The outlook was changed from negative to stable.
Mortgage covered bonds issued by Münchener Hypothekenbank are rated Aaa by Moody’s. A combination of the issuer’s new A2 rating and a Timely Payment Indicator of “probable-high” for the programme means that under Moody’s methodology the covered bonds have a TPI leeway of one notch.
Münchener Hypothekenbank’s public sector Pfandbriefe are also rated Aaa by Moody’s but have a TPI of “high” and hence a TPI leeway of two notches.
The one notch downgrade of the issuer rating followed the downgrade of the bank financial strength rating (BFSR).
Moody’s downgraded the BFSR because of the bank’s “persistently weak profitability and internal capital generation, which leaves room for expected loss, and the bank’s only adequate capitalisation in the context of its risk profile and its low quality of capital, which represents a challenge with regards to the upcoming Basel III requirements”.

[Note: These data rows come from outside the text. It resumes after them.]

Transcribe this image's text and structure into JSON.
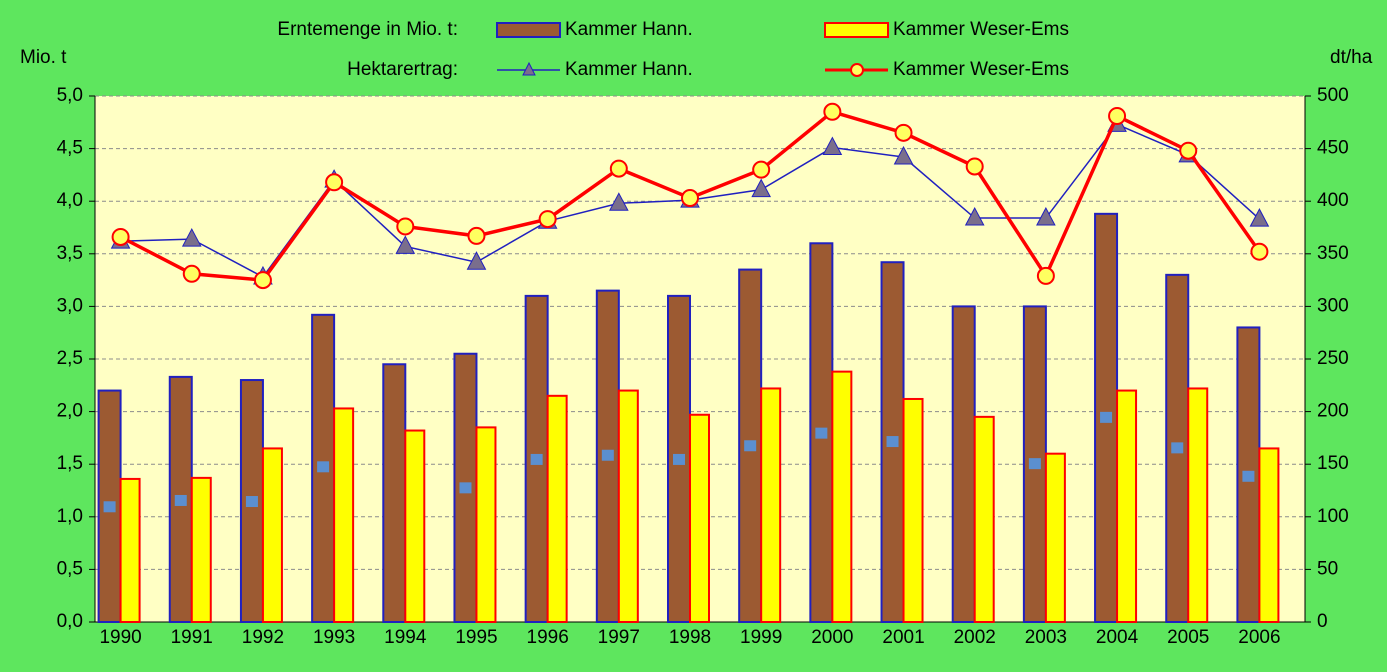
{
  "chart_data": {
    "type": "bar-line",
    "legend_bar_label": "Erntemenge in Mio. t:",
    "legend_line_label": "Hektarertrag:",
    "ylabel": "Mio. t",
    "y2label": "dt/ha",
    "categories": [
      "1990",
      "1991",
      "1992",
      "1993",
      "1994",
      "1995",
      "1996",
      "1997",
      "1998",
      "1999",
      "2000",
      "2001",
      "2002",
      "2003",
      "2004",
      "2005",
      "2006"
    ],
    "series": [
      {
        "name": "Kammer Hann.",
        "kind": "bar",
        "color": "#9c5a32",
        "edge": "#2020c0",
        "values": [
          2.2,
          2.33,
          2.3,
          2.92,
          2.45,
          2.55,
          3.1,
          3.15,
          3.1,
          3.35,
          3.6,
          3.42,
          3.0,
          3.0,
          3.88,
          3.3,
          2.8
        ]
      },
      {
        "name": "Kammer Weser-Ems",
        "kind": "bar",
        "color": "#ffff00",
        "edge": "#ff0000",
        "values": [
          1.36,
          1.37,
          1.65,
          2.03,
          1.82,
          1.85,
          2.15,
          2.2,
          1.97,
          2.22,
          2.38,
          2.12,
          1.95,
          1.6,
          2.2,
          2.22,
          1.65
        ]
      },
      {
        "kind": "marker",
        "color": "#5b8fd0",
        "values": [
          1.1,
          1.16,
          1.15,
          1.48,
          null,
          1.28,
          1.55,
          1.59,
          1.55,
          1.68,
          1.8,
          1.72,
          null,
          1.51,
          1.95,
          1.66,
          1.39
        ]
      },
      {
        "name": "Kammer Hann.",
        "kind": "line",
        "marker": "triangle",
        "axis": "y2",
        "color": "#2020c0",
        "markercolor": "#7a6e8c",
        "values": [
          362,
          364,
          328,
          420,
          357,
          342,
          381,
          398,
          401,
          411,
          451,
          442,
          384,
          384,
          473,
          444,
          383
        ]
      },
      {
        "name": "Kammer Weser-Ems",
        "kind": "line",
        "marker": "circle",
        "axis": "y2",
        "color": "#ff0000",
        "markercolor": "#ffff60",
        "values": [
          366,
          331,
          325,
          418,
          376,
          367,
          383,
          431,
          403,
          430,
          485,
          465,
          433,
          329,
          481,
          448,
          352
        ]
      }
    ],
    "ylim": [
      0,
      5
    ],
    "yticks": [
      {
        "value": 0,
        "label": "0,0"
      },
      {
        "value": 0.5,
        "label": "0,5"
      },
      {
        "value": 1,
        "label": "1,0"
      },
      {
        "value": 1.5,
        "label": "1,5"
      },
      {
        "value": 2,
        "label": "2,0"
      },
      {
        "value": 2.5,
        "label": "2,5"
      },
      {
        "value": 3,
        "label": "3,0"
      },
      {
        "value": 3.5,
        "label": "3,5"
      },
      {
        "value": 4,
        "label": "4,0"
      },
      {
        "value": 4.5,
        "label": "4,5"
      },
      {
        "value": 5,
        "label": "5,0"
      }
    ],
    "y2lim": [
      0,
      500
    ],
    "y2ticks": [
      0,
      50,
      100,
      150,
      200,
      250,
      300,
      350,
      400,
      450,
      500
    ],
    "grid": true
  }
}
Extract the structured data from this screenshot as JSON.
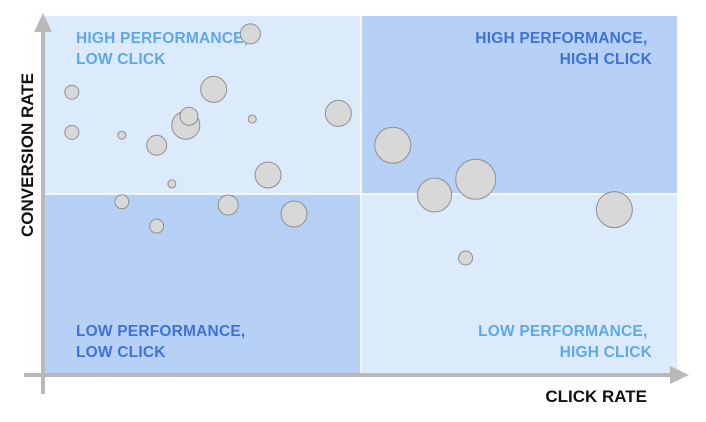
{
  "chart_data": {
    "type": "scatter",
    "title": "",
    "xlabel": "CLICK RATE",
    "ylabel": "CONVERSION RATE",
    "xlim": [
      0,
      100
    ],
    "ylim": [
      0,
      100
    ],
    "grid": false,
    "quadrants": [
      {
        "position": "top-left",
        "lines": [
          "HIGH PERFORMANCE,",
          "LOW CLICK"
        ],
        "fill": "#dcebfb",
        "text_color": "#5fa7ec"
      },
      {
        "position": "top-right",
        "lines": [
          "HIGH PERFORMANCE,",
          "HIGH CLICK"
        ],
        "fill": "#b7d1f6",
        "text_color": "#3f72d9"
      },
      {
        "position": "bottom-left",
        "lines": [
          "LOW PERFORMANCE,",
          "LOW CLICK"
        ],
        "fill": "#b7d1f6",
        "text_color": "#3f72d9"
      },
      {
        "position": "bottom-right",
        "lines": [
          "LOW PERFORMANCE,",
          "HIGH CLICK"
        ],
        "fill": "#dcebfb",
        "text_color": "#5fa7ec"
      }
    ],
    "points": [
      {
        "x": 4.4,
        "y": 78.7,
        "size": 7
      },
      {
        "x": 4.4,
        "y": 67.5,
        "size": 7
      },
      {
        "x": 12.3,
        "y": 66.7,
        "size": 4
      },
      {
        "x": 17.8,
        "y": 63.9,
        "size": 10
      },
      {
        "x": 22.4,
        "y": 69.5,
        "size": 14
      },
      {
        "x": 22.9,
        "y": 72.0,
        "size": 9
      },
      {
        "x": 26.8,
        "y": 79.5,
        "size": 13
      },
      {
        "x": 32.9,
        "y": 71.2,
        "size": 4
      },
      {
        "x": 32.6,
        "y": 95.0,
        "size": 10
      },
      {
        "x": 46.5,
        "y": 72.8,
        "size": 13
      },
      {
        "x": 20.2,
        "y": 53.1,
        "size": 4
      },
      {
        "x": 35.4,
        "y": 55.6,
        "size": 13
      },
      {
        "x": 12.3,
        "y": 48.1,
        "size": 7
      },
      {
        "x": 29.1,
        "y": 47.2,
        "size": 10
      },
      {
        "x": 39.5,
        "y": 44.7,
        "size": 13
      },
      {
        "x": 17.8,
        "y": 41.3,
        "size": 7
      },
      {
        "x": 55.1,
        "y": 63.9,
        "size": 18
      },
      {
        "x": 61.7,
        "y": 50.0,
        "size": 17
      },
      {
        "x": 68.2,
        "y": 54.4,
        "size": 20
      },
      {
        "x": 90.1,
        "y": 45.9,
        "size": 18
      },
      {
        "x": 66.6,
        "y": 32.4,
        "size": 7
      }
    ]
  }
}
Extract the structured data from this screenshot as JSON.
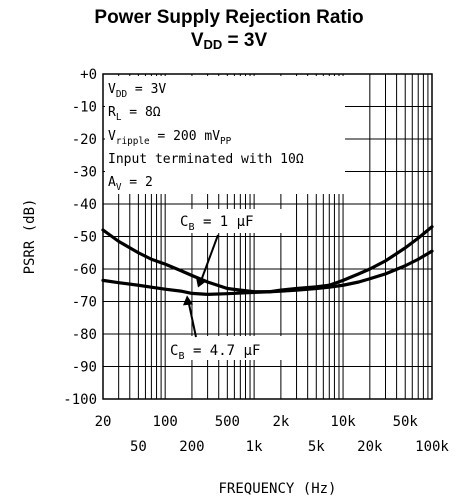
{
  "title": {
    "line1": "Power Supply Rejection Ratio",
    "line2_main": "V",
    "line2_sub": "DD",
    "line2_rest": " = 3V"
  },
  "chart_data": {
    "type": "line",
    "x_scale": "log",
    "xlim": [
      20,
      100000
    ],
    "ylim": [
      -100,
      0
    ],
    "xlabel": "FREQUENCY (Hz)",
    "ylabel": "PSRR (dB)",
    "grid": true,
    "x_ticks_upper": [
      {
        "value": 20,
        "label": "20"
      },
      {
        "value": 100,
        "label": "100"
      },
      {
        "value": 500,
        "label": "500"
      },
      {
        "value": 2000,
        "label": "2k"
      },
      {
        "value": 10000,
        "label": "10k"
      },
      {
        "value": 50000,
        "label": "50k"
      }
    ],
    "x_ticks_lower": [
      {
        "value": 50,
        "label": "50"
      },
      {
        "value": 200,
        "label": "200"
      },
      {
        "value": 1000,
        "label": "1k"
      },
      {
        "value": 5000,
        "label": "5k"
      },
      {
        "value": 20000,
        "label": "20k"
      },
      {
        "value": 100000,
        "label": "100k"
      }
    ],
    "y_ticks": [
      {
        "value": 0,
        "label": "+0"
      },
      {
        "value": -10,
        "label": "-10"
      },
      {
        "value": -20,
        "label": "-20"
      },
      {
        "value": -30,
        "label": "-30"
      },
      {
        "value": -40,
        "label": "-40"
      },
      {
        "value": -50,
        "label": "-50"
      },
      {
        "value": -60,
        "label": "-60"
      },
      {
        "value": -70,
        "label": "-70"
      },
      {
        "value": -80,
        "label": "-80"
      },
      {
        "value": -90,
        "label": "-90"
      },
      {
        "value": -100,
        "label": "-100"
      }
    ],
    "conditions": {
      "vdd": {
        "main": "V",
        "sub": "DD",
        "rest": " = 3V"
      },
      "rl": {
        "main": "R",
        "sub": "L",
        "rest": " = 8Ω"
      },
      "vripple": {
        "main": "V",
        "sub": "ripple",
        "rest": " = 200 mV",
        "sub2": "PP"
      },
      "input": "Input terminated with 10Ω",
      "av": {
        "main": "A",
        "sub": "V",
        "rest": " = 2"
      }
    },
    "series": [
      {
        "label_main": "C",
        "label_sub": "B",
        "label_rest": " = 1 μF",
        "x": [
          20,
          30,
          50,
          70,
          100,
          150,
          200,
          300,
          500,
          700,
          1000,
          1500,
          2000,
          3000,
          5000,
          7000,
          10000,
          15000,
          20000,
          30000,
          50000,
          70000,
          100000
        ],
        "y": [
          -48,
          -51.5,
          -55,
          -57,
          -58.5,
          -60.5,
          -62,
          -64,
          -66,
          -66.5,
          -67,
          -67,
          -66.5,
          -66,
          -65.5,
          -65,
          -63.5,
          -61.5,
          -60,
          -57.5,
          -53.5,
          -50.5,
          -47
        ]
      },
      {
        "label_main": "C",
        "label_sub": "B",
        "label_rest": " = 4.7 μF",
        "x": [
          20,
          30,
          50,
          70,
          100,
          150,
          200,
          300,
          500,
          700,
          1000,
          1500,
          2000,
          3000,
          5000,
          7000,
          10000,
          15000,
          20000,
          30000,
          50000,
          70000,
          100000
        ],
        "y": [
          -63.5,
          -64.2,
          -65,
          -65.6,
          -66.2,
          -66.8,
          -67.5,
          -67.8,
          -67.6,
          -67.4,
          -67.2,
          -67,
          -66.8,
          -66.5,
          -66,
          -65.6,
          -65,
          -64,
          -63,
          -61.5,
          -59,
          -57,
          -54.5
        ]
      }
    ],
    "colors": {
      "line": "#000000",
      "grid": "#000000",
      "background": "#ffffff"
    }
  }
}
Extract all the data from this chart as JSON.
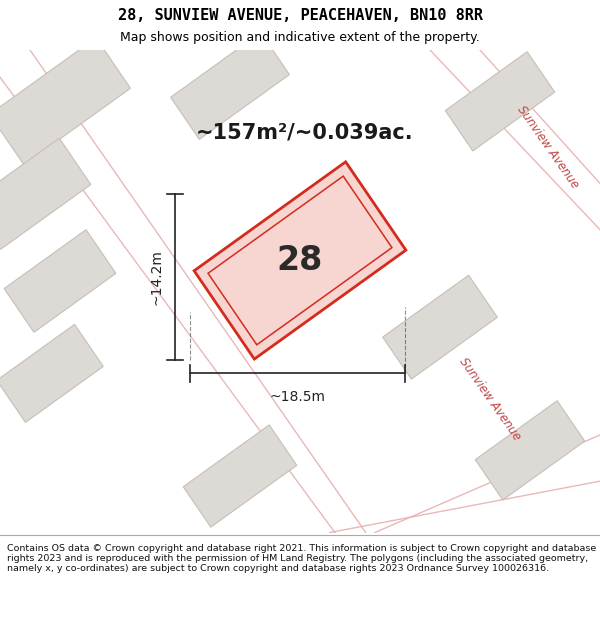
{
  "title": "28, SUNVIEW AVENUE, PEACEHAVEN, BN10 8RR",
  "subtitle": "Map shows position and indicative extent of the property.",
  "footer": "Contains OS data © Crown copyright and database right 2021. This information is subject to Crown copyright and database rights 2023 and is reproduced with the permission of HM Land Registry. The polygons (including the associated geometry, namely x, y co-ordinates) are subject to Crown copyright and database rights 2023 Ordnance Survey 100026316.",
  "map_bg": "#ede9e4",
  "building_fill": "#ddd9d4",
  "building_stroke": "#c5bfb8",
  "highlight_fill": "#f7d5d0",
  "highlight_stroke": "#d42b1e",
  "road_color": "#e8b0b0",
  "road_label_color": "#c04848",
  "dim_color": "#222222",
  "area_text": "~157m²/~0.039ac.",
  "number_text": "28",
  "dim_width": "~18.5m",
  "dim_height": "~14.2m",
  "road_label": "Sunview Avenue",
  "title_fontsize": 11,
  "subtitle_fontsize": 9,
  "area_fontsize": 15,
  "number_fontsize": 24,
  "dim_fontsize": 10,
  "road_fontsize": 8.5,
  "footer_fontsize": 6.8
}
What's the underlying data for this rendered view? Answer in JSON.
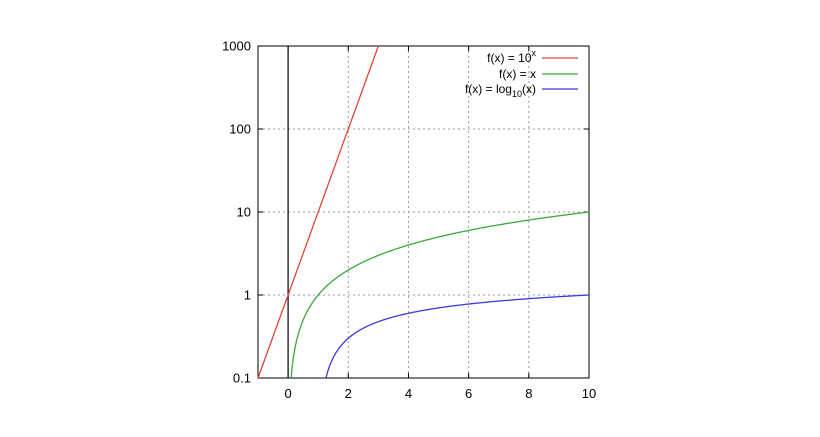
{
  "chart_data": {
    "type": "line",
    "xlim": [
      -1,
      10
    ],
    "ylim": [
      0.1,
      1000
    ],
    "yscale": "log",
    "grid": true,
    "legend_position": "top-right",
    "x_ticks": [
      0,
      2,
      4,
      6,
      8,
      10
    ],
    "x_tick_labels": [
      "0",
      "2",
      "4",
      "6",
      "8",
      "10"
    ],
    "y_ticks": [
      0.1,
      1,
      10,
      100,
      1000
    ],
    "y_tick_labels": [
      "0.1",
      "1",
      "10",
      "100",
      "1000"
    ],
    "series": [
      {
        "name": "f(x) = 10^x",
        "legend_main": "f(x) = 10",
        "legend_sup": "x",
        "color": "#e0433a",
        "x": [
          -1,
          -0.5,
          0,
          0.5,
          1,
          1.5,
          2,
          2.5,
          3
        ],
        "y": [
          0.1,
          0.316,
          1,
          3.16,
          10,
          31.6,
          100,
          316,
          1000
        ]
      },
      {
        "name": "f(x) = x",
        "legend_main": "f(x) = x",
        "color": "#3aa83a",
        "x": [
          0.1,
          0.2,
          0.5,
          1,
          2,
          3,
          4,
          5,
          6,
          7,
          8,
          9,
          10
        ],
        "y": [
          0.1,
          0.2,
          0.5,
          1,
          2,
          3,
          4,
          5,
          6,
          7,
          8,
          9,
          10
        ]
      },
      {
        "name": "f(x) = log10(x)",
        "legend_main": "f(x) = log",
        "legend_sub": "10",
        "legend_tail": "(x)",
        "color": "#3a3ae0",
        "x": [
          1.259,
          1.5,
          2,
          3,
          4,
          5,
          6,
          7,
          8,
          9,
          10
        ],
        "y": [
          0.1,
          0.176,
          0.301,
          0.477,
          0.602,
          0.699,
          0.778,
          0.845,
          0.903,
          0.954,
          1
        ]
      }
    ]
  }
}
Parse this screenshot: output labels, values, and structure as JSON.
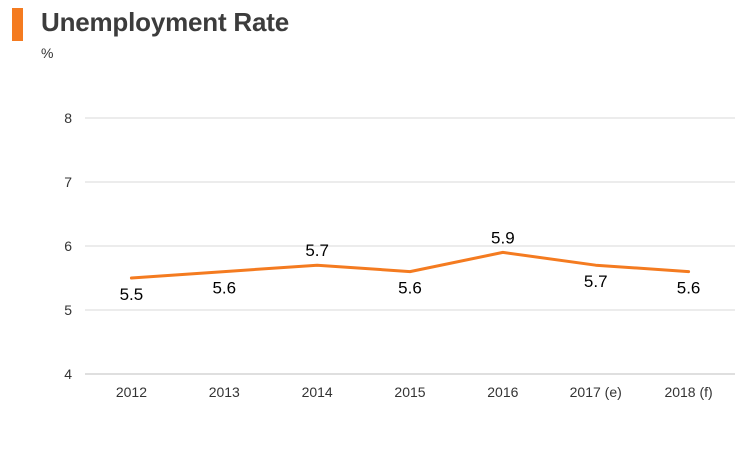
{
  "title": "Unemployment Rate",
  "unit": "%",
  "colors": {
    "accent": "#f47b20",
    "line": "#f47b20",
    "grid": "#d9d9d9"
  },
  "chart_data": {
    "type": "line",
    "title": "Unemployment Rate",
    "ylabel": "%",
    "categories": [
      "2012",
      "2013",
      "2014",
      "2015",
      "2016",
      "2017 (e)",
      "2018 (f)"
    ],
    "values": [
      5.5,
      5.6,
      5.7,
      5.6,
      5.9,
      5.7,
      5.6
    ],
    "data_labels": [
      "5.5",
      "5.6",
      "5.7",
      "5.6",
      "5.9",
      "5.7",
      "5.6"
    ],
    "yticks": [
      "4",
      "5",
      "6",
      "7",
      "8"
    ],
    "ylim": [
      4,
      8
    ],
    "grid": true,
    "legend": "none"
  }
}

The rating agency also said: “Furthermore, the bank remains exposed to ongoing asset-quality pressures at the current level from non-core portfolios such as international commercial real estate, as well as selected exposures within the bank’s financial institutions and sovereign portfolio.”
Moody’s said the issuer rating incorporated Moody’s view that Münchener Hypothekenbank would continue to benefit from existing support available to members of the group of co-operative banks in Germany as well as a high probability of systemic support, indirectly from the German co-operative sector. The issuer now benefits from a five notch uplift, from four previously.
A further downgrade of the BFSR could push down the issuer rating. Moody’s said that it would consider a further downgrade of the issuer’s BFSR if Münchener Hypothekenbank experienced a further deterioration in non-performing loans or suffered credit deterioration in its securities portfolio.